Whether you should you use a Roth IRA or 401k is a question I could never answer in 500 words! The general rule is that if you believe your marginal tax rate will be higher in the future then a Roth account may be right for you. The ability to invest in a Roth IRA is limited by your earned and total income. The Roth 401k is not limited by your income but has to be offered by the company plan where you work. According to CNBC and Willis Towers Watson survey of large and midsized companies, 7 out of 10 now offer a Roth option within their 401(k) plans. That’s up from 54 percent who did in 2014 and 46 percent in 2012.
The biggest confusion seems to stem around the 5 year rules for the Roth IRA plans. There really are two types of Roth IRA’s – contributions where you had earned income this year and made below in the income restrictions imposed by the IRS; and Roth conversions where you took money out of an existing IRA or 401k plan and rolled that money into the Roth IRA.
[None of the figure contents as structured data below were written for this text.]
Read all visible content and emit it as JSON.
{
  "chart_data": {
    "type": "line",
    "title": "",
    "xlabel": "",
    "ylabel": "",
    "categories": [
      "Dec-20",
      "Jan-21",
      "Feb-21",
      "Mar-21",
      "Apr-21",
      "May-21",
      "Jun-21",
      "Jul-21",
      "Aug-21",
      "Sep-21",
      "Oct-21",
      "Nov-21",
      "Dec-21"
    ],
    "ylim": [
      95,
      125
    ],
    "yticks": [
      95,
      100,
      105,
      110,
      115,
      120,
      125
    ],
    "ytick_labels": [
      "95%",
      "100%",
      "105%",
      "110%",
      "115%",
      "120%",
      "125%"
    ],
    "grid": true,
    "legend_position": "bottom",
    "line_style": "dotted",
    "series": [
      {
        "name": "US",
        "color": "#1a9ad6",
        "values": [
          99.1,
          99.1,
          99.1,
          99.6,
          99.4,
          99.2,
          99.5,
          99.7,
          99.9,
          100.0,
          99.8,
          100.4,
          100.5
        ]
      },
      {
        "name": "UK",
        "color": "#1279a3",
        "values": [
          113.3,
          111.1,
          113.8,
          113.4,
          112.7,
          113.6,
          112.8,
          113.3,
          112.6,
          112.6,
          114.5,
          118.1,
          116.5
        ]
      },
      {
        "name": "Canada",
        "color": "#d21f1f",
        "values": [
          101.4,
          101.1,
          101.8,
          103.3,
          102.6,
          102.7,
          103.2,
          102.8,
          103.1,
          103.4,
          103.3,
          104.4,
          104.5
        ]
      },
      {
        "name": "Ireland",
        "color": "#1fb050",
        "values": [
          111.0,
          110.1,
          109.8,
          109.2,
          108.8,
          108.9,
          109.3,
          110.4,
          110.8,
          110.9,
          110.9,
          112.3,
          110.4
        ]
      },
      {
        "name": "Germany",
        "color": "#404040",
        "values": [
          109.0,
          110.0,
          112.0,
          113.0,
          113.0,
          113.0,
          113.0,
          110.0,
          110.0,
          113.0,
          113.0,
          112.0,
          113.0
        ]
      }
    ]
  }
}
With a Roth IRA contribution it is important to note that the funds you invest did not have to be earned in this calendar year. You must have had earned income for that year but it doesn’t have to be those funds. For instance, you have a savings account at the bank and qualify to make a Roth IRA contribution this year. You can take the money from the savings account – possibly earned years earlier – and use that to make the deposit. A Roth contribution always allows you to get your money back out tax free at any time!
After 5 years of having your first Roth IRA account opened, you can actually take out even the growth for IRS approved reasons like purchasing your first home. This strategy is often overlooked and the result is accounts that could have been tax-free forever still paying dividends to the IRS today!
The conversion is much more complex and I would strongly encourage a planning firm with significant experience in the process. There are great opportunities with the Roth IRA and Roth 40k but there are also pitfalls to be considered. There is an annual clock on making these decisions and many times people simply don’t get around to making the decision or taking action before the time has passed to be eligible.
Roth IRA’s are not subject to Required Minimum Distributions (RMD’s) though inherited Roth IRA’s and Roth 401k’s are subject to the RMD. Plan wisely for the taxman will come for their due.